A Sequential Convex Programming Approach to Free-trajectory Minimum-lap-time Optimization of Racing Cars

TL;DR

This paper introduces a sequential convex programming framework for efficiently computing minimum-lap-time trajectories and powertrain strategies for racing cars, enabling near real-time optimization with improved lap times.

Contribution

It develops a convex optimization-based method for joint trajectory and powertrain optimization, significantly reducing computation time and improving lap-time performance.

Findings

Computation time reduced from minutes to seconds.

Minimum-time racing line yields 4% faster lap-times.

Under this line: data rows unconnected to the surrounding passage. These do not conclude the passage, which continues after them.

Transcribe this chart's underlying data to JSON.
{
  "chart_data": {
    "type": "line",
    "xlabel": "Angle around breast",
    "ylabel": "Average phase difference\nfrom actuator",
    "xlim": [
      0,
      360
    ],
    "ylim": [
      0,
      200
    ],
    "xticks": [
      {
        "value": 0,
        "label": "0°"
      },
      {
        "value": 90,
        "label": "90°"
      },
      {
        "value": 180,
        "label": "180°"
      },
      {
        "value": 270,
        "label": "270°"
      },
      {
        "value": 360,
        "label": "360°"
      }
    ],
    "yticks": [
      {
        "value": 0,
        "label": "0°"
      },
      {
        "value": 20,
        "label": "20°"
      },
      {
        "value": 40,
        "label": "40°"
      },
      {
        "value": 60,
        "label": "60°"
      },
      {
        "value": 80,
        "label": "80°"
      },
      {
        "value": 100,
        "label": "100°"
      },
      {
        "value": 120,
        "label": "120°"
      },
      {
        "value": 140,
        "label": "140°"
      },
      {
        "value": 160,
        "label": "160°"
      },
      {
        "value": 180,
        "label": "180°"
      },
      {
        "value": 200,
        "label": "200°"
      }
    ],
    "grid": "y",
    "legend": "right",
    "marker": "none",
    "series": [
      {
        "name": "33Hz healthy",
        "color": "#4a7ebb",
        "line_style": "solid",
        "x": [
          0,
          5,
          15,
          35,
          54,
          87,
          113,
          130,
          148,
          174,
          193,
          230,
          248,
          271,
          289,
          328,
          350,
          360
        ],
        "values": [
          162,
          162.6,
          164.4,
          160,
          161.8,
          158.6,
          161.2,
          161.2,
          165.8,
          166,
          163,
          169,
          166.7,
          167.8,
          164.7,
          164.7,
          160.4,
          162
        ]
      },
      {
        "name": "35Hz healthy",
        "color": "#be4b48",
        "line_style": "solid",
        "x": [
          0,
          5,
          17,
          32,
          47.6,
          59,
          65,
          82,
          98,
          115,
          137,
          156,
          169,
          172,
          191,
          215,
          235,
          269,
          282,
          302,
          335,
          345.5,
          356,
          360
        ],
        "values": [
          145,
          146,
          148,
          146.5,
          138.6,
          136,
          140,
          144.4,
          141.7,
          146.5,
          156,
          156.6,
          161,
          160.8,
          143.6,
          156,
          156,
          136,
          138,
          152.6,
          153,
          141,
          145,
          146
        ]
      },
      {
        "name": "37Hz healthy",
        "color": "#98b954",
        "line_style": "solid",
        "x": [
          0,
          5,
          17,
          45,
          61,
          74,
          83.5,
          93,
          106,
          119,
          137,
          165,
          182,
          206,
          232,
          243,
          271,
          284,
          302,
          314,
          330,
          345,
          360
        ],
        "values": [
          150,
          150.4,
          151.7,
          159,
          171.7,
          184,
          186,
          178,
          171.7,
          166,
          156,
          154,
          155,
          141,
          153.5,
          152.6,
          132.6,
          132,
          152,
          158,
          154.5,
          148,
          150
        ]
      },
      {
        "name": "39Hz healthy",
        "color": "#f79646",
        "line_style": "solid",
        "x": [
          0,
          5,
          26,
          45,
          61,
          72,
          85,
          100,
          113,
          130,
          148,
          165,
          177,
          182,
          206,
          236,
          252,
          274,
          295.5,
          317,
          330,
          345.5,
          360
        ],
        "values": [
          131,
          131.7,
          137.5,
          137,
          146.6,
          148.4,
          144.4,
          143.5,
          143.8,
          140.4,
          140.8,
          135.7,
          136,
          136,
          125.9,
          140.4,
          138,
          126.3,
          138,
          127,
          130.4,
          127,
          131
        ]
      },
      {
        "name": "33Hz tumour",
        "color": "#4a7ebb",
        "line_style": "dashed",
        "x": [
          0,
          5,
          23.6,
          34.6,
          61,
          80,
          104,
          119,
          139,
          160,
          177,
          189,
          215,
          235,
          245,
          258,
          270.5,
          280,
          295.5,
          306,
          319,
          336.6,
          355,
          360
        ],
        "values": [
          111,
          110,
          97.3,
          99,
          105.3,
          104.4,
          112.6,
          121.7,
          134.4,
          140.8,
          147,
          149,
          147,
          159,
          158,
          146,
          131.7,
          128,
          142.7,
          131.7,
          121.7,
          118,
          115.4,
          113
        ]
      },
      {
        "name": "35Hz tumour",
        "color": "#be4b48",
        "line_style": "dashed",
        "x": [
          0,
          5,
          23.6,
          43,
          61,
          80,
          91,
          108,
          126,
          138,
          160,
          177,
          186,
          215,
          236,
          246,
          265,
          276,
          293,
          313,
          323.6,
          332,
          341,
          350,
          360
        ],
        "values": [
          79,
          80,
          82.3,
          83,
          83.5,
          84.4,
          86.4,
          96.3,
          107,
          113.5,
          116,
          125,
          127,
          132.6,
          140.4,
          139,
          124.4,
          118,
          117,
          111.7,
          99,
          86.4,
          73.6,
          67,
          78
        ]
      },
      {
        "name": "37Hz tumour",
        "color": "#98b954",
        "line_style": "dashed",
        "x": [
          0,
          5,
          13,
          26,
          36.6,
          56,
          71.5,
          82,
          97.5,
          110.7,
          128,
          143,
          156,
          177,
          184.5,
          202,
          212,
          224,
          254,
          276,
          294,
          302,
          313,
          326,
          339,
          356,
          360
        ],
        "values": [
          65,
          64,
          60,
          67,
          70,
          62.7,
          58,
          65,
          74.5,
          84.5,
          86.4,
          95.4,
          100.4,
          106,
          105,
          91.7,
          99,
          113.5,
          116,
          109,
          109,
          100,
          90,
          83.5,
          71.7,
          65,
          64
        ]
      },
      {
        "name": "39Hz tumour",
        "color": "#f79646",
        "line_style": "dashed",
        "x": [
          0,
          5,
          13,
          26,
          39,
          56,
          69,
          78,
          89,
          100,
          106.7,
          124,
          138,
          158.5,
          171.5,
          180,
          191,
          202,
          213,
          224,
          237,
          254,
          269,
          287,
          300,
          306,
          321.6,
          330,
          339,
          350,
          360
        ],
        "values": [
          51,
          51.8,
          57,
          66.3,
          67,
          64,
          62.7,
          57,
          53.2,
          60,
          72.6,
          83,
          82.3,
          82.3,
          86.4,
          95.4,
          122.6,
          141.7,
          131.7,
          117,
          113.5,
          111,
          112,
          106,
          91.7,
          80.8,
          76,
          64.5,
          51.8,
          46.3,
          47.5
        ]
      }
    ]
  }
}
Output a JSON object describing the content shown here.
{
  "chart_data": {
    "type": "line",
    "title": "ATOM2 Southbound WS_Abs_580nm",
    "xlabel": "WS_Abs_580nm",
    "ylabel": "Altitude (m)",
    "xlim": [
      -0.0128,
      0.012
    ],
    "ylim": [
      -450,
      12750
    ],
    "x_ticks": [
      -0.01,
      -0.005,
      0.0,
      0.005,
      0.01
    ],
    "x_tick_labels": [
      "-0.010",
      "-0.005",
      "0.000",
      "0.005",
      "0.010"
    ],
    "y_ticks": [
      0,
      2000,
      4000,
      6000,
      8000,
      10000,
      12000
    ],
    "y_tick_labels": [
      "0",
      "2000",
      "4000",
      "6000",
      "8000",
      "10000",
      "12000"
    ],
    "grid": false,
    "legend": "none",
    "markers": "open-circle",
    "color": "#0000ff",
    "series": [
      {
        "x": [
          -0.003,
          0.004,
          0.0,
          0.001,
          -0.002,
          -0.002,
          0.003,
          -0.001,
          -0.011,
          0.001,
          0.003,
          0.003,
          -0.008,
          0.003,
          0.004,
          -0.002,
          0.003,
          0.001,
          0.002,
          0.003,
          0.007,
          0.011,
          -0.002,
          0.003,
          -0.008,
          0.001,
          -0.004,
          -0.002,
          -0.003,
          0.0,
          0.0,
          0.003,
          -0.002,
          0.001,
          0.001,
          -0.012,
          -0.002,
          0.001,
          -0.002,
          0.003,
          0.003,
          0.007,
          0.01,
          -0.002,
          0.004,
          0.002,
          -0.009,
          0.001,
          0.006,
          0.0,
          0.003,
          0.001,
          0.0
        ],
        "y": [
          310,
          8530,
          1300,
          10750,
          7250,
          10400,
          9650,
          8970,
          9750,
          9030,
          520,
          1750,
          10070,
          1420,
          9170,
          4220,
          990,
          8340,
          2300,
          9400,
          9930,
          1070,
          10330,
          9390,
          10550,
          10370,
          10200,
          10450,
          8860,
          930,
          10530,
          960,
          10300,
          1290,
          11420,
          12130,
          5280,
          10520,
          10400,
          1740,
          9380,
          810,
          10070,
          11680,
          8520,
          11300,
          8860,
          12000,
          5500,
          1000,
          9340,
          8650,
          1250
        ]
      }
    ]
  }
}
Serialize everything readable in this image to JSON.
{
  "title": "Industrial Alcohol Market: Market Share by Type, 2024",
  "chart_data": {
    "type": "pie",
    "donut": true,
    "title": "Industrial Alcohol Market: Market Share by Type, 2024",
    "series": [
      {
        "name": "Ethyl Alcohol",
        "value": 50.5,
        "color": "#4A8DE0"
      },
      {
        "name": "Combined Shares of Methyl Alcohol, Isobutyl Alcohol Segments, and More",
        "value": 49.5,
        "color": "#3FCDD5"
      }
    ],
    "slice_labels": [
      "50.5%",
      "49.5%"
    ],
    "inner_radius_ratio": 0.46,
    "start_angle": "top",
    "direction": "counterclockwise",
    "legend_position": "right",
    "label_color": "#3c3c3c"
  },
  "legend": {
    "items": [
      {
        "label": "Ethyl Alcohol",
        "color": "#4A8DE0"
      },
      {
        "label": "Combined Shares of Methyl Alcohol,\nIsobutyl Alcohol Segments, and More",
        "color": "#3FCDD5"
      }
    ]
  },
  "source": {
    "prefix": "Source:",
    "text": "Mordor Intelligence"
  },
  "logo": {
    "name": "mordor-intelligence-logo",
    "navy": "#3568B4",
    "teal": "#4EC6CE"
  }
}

Energy constraints have negligible impact on optimal racing line.

Abstract

This paper presents a modeling and optimization framework to compute the minimum-lap-time spatial trajectory and powertrain operation of racing cars in a computationally efficient fashion. Specifically, we first derive a quasi-steady-state model of a racing car, whereby the racing line trajectory is jointly optimized. Next, we frame the minimum-lap-time problem and leverage its mostly convex structure by devising a sequential convex programming solution algorithm. We benchmark our method against off-the-shelf nonlinear programming solvers, showing how it can bring computation time down from a few minutes to a few seconds, paving the way for real-time implementations. Moreover, we compare our results to similarly efficient minimum-curvature racing line optimization methods, showing how a minimum-time-based racing line might lead to 4% faster lap-times. Finally, we showcase our framework for optimal powertrain energy management and we validate the common modeling assumption that the racing line is unaffected by energy limitations, showing that this assumption results in marginal lap-time losses of under 0.1%.